Protect your data and wealth
Deceptive callers are typically after one of two things—your identity or money. So, taking measures to protect them from criminals is imperative.
- Never give out identifiable and confidential information without authenticating the source of the request.
- Ignore links shared via SMSs and messaging apps.
- Be mindful of payment requests that involve wire transfers, cryptocurrency, gift cards, prepaid cards, and similar methods that are difficult to trace.
- Do not give in to threats and other fear tactics used by callers demanding money or personal data.
- Safeguard your smartphone and computer from malware threats by installing virus protection software.
- Refrain from providing others access to your devices, remotely or in person, without your supervision.
- Regularly review your bank statements, credit reports, tax and insurance statements, and other critical documents to monitor unusual or unidentified activities.
If you receive any unwanted or unsolicited calls, SMSs, or messages that appear to be deceptive in nature, reporting them is important for preventing recurring incidents.
But whom should you notify? When it comes to imposter fraud, inform the individual or organization that was impersonated so they could strengthen security, alert others, and mitigate the damage.
Details about phone fraud should be forwarded to the Federal Trade Commission and the Federal Communications Commission, too. Depending on the severity of the incident, you can also inform law enforcement officers.
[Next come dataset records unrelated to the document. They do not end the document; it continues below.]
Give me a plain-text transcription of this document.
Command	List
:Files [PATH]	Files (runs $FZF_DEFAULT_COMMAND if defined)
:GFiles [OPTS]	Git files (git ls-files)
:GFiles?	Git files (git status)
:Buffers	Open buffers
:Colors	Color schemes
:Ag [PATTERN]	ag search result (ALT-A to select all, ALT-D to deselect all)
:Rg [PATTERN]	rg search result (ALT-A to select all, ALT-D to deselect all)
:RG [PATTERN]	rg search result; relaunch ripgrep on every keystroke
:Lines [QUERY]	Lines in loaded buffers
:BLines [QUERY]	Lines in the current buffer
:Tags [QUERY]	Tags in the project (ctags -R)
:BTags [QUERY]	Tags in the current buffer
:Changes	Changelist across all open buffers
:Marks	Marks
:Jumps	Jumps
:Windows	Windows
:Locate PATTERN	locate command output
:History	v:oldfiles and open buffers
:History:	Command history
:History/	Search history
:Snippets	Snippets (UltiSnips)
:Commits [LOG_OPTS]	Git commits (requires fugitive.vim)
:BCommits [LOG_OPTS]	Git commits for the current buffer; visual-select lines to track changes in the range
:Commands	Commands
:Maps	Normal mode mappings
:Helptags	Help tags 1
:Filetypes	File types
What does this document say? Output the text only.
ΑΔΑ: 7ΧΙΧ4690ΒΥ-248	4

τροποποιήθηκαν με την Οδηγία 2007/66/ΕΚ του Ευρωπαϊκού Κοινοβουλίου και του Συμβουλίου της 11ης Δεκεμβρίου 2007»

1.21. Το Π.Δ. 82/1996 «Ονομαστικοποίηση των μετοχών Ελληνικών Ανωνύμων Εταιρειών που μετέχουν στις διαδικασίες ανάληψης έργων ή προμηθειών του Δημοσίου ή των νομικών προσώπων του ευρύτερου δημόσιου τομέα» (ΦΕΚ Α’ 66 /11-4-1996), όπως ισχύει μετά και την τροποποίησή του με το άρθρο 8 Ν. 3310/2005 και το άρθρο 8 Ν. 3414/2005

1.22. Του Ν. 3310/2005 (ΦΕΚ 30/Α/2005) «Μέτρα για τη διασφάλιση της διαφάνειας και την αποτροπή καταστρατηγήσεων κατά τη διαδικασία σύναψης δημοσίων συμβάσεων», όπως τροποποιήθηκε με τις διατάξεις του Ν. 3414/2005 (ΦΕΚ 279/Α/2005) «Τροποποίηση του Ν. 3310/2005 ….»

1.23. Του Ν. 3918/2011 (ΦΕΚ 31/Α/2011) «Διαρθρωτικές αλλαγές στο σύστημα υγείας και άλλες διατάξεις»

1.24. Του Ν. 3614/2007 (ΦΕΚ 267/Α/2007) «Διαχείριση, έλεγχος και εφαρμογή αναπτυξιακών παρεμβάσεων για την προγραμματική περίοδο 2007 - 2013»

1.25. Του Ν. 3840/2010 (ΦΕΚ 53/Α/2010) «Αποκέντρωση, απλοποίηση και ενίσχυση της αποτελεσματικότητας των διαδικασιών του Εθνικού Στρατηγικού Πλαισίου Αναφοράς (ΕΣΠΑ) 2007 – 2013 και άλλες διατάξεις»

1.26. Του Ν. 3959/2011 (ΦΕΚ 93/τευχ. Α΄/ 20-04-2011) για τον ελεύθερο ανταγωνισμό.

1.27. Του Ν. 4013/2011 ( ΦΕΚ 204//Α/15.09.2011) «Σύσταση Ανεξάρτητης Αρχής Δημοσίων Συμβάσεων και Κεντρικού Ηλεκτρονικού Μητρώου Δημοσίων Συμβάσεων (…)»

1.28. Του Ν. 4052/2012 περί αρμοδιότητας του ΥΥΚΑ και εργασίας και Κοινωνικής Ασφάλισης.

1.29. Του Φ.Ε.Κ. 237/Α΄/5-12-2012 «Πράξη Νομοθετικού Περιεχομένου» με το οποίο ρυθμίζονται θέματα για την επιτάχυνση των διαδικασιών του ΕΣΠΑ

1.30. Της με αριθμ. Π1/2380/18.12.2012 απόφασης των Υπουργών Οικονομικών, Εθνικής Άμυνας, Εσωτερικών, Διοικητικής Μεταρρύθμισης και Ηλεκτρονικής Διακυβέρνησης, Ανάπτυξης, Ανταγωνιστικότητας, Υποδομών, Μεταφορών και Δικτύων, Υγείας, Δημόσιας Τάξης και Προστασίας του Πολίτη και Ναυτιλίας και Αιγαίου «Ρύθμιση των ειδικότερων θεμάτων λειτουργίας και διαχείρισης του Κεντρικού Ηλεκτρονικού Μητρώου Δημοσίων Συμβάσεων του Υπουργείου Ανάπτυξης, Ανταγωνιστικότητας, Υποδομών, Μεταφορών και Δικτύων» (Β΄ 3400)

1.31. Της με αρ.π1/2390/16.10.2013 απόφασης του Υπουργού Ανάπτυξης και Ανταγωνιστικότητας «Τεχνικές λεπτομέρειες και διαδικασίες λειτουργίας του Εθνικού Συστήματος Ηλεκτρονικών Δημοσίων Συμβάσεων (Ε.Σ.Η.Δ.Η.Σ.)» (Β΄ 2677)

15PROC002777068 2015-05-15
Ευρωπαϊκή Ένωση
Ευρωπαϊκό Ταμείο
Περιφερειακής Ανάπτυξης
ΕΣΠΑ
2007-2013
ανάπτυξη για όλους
And if you ever fall victim to a phone-related financial scam, alert your bank immediately. If you paid via a wire transfer or gift card, quickly contact the respective service provider to check whether they could cancel and reverse the transaction.
The sooner you detect fraud, the higher the chance of mitigating the damage. However, learning to identify and avoid phone threats is always a better option for ensuring your personal safety.